The ECB can censor a bank—and its customers—by cutting of said bank's access to Target2. It can also censor a bank by refusing to allow the conversion of that bank's ECB account balances into cash. Europaeisch-Iranische Handelsbank's request to withdraw €300 million on behalf of Iran's central bank is a litmus test of the ECB's willingness to continue providing the second of these services: cash withdrawals. Will it comply with U.S. demands and censor Europaeisch-Iranische Handelsbank, and thus Iran, or will it treat Europaeisch-Iranische Handelsbank like any other bank and process the withdrawal? If Europe can successfully resist U.S. pressure, and the cash is sent, then the world's payments systems will be significantly more resistant to censorship than it was before.   

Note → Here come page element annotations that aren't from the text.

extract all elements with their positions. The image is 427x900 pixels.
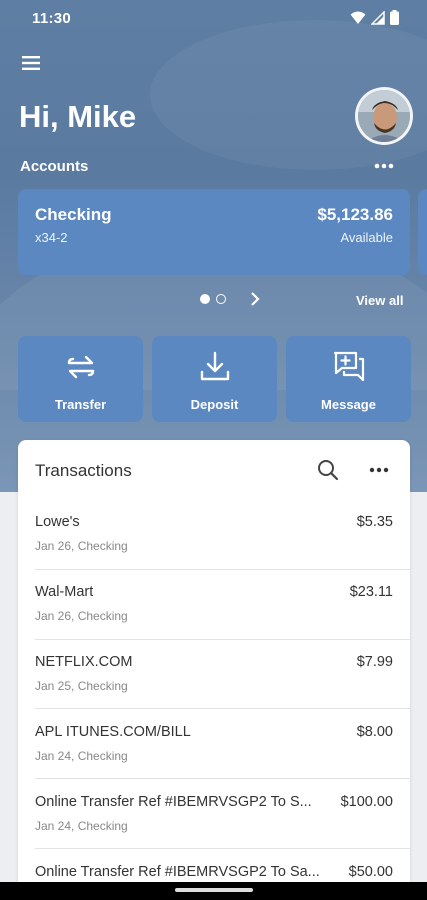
- transaction-amount: $8.00: [356, 724, 393, 740]
- transaction-amount: $100.00: [340, 794, 393, 810]
- account-balance: $5,123.86: [317, 205, 393, 224]
- transaction-meta: Jan 26, Checking: [35, 539, 128, 553]
- account-number: x34-2: [35, 230, 68, 245]
- transaction-merchant: Online Transfer Ref #IBEMRVSGP2 To S...: [35, 794, 312, 810]
- transaction-meta: Jan 24, Checking: [35, 819, 128, 833]
- transaction-amount: $50.00: [348, 864, 393, 880]
- transaction-meta: Jan 24, Checking: [35, 749, 128, 763]
- transaction-merchant: Lowe's: [35, 514, 80, 530]
- deposit-label: Deposit: [190, 397, 239, 412]
- status-bar: 11:30: [0, 0, 427, 36]
- pager-dot-inactive[interactable]: [216, 294, 226, 304]
- transaction-row[interactable]: Wal-Mart Jan 26, Checking $23.11: [18, 570, 410, 640]
- next-account-card-peek[interactable]: [418, 189, 427, 275]
- transactions-card: Transactions Lowe's Jan 26, Checking $5.…: [18, 440, 410, 900]
- transfer-arrows-icon: [67, 355, 95, 379]
- transaction-meta: Jan 25, Checking: [35, 679, 128, 693]
- message-button[interactable]: Message: [286, 336, 411, 422]
- transaction-amount: $7.99: [356, 654, 393, 670]
- transfer-button[interactable]: Transfer: [18, 336, 143, 422]
- hamburger-menu-icon[interactable]: [18, 50, 44, 76]
- signal-icon: [371, 10, 385, 25]
- transfer-label: Transfer: [54, 397, 107, 412]
- account-pager: [200, 294, 226, 304]
- account-balance-label: Available: [340, 230, 393, 245]
- more-horizontal-icon[interactable]: [366, 458, 392, 482]
- row-divider: [35, 708, 410, 709]
- transaction-amount: $23.11: [349, 584, 393, 600]
- home-gesture-handle[interactable]: [175, 888, 253, 892]
- search-icon[interactable]: [316, 458, 340, 482]
- deposit-button[interactable]: Deposit: [152, 336, 277, 422]
- battery-icon: [390, 10, 399, 25]
- account-name: Checking: [35, 205, 112, 224]
- chevron-right-icon[interactable]: [247, 291, 263, 307]
- row-divider: [35, 848, 410, 849]
- row-divider: [35, 778, 410, 779]
- transaction-merchant: Wal-Mart: [35, 584, 94, 600]
- more-horizontal-icon[interactable]: [370, 156, 398, 176]
- accounts-section-label: Accounts: [20, 158, 89, 175]
- transactions-title: Transactions: [35, 461, 132, 480]
- account-card-checking[interactable]: Checking x34-2 $5,123.86 Available: [18, 189, 410, 275]
- greeting-title: Hi, Mike: [19, 99, 137, 134]
- transaction-row[interactable]: Online Transfer Ref #IBEMRVSGP2 To S... …: [18, 780, 410, 850]
- transaction-merchant: APL ITUNES.COM/BILL: [35, 724, 191, 740]
- transaction-meta: Jan 26, Checking: [35, 609, 128, 623]
- transaction-row[interactable]: Lowe's Jan 26, Checking $5.35: [18, 500, 410, 570]
- pager-dot-active[interactable]: [200, 294, 210, 304]
- transaction-row[interactable]: NETFLIX.COM Jan 25, Checking $7.99: [18, 640, 410, 710]
- status-time: 11:30: [32, 10, 72, 27]
- transaction-amount: $5.35: [356, 514, 393, 530]
- transaction-merchant: Online Transfer Ref #IBEMRVSGP2 To Sa...: [35, 864, 320, 880]
- transaction-row[interactable]: APL ITUNES.COM/BILL Jan 24, Checking $8.…: [18, 710, 410, 780]
- status-icons: [350, 10, 399, 25]
- message-add-icon: [333, 351, 365, 382]
- user-avatar[interactable]: [355, 87, 413, 145]
- transaction-merchant: NETFLIX.COM: [35, 654, 133, 670]
- deposit-download-icon: [200, 351, 230, 381]
- view-all-link[interactable]: View all: [356, 293, 403, 308]
- wifi-icon: [350, 11, 366, 24]
- message-label: Message: [321, 397, 376, 412]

It may be tempting to belittle the topic of censorship resistance as only being relevant to a small group of international pariahs like North Korea or Iran. Only the "bad" guys will ever be cutoff from the global payments system, not us. But nations like Turkey, Russia, and China could one day become tomorrow's pariahs, and thus targets of U.S. monetary sanctions. Heck, in Trump's America, even traditional allies like Canada, South Korea, and UK should probably be worried about being targeted by the U.S. for censorship from the global payments system.

There are sound political and moral reasons for both censoring Iran and not censoring it. Moral or not, my guess is that most nations will breathe a sigh of relief if German authorities see it fit to let the €300 million cash withdrawal go through. It would be a sign to all of us that we don't live in a unipolar monetary world where a single American censor can prevent entire nations from making the most basic of cross-border payments. Instead, we'd be living in a bipolar monetary world where censorship needn't mean being completely cutoff from the global payments system.

The sooner the Bundesbank prints up and dispatches the €300 million, the better for us all.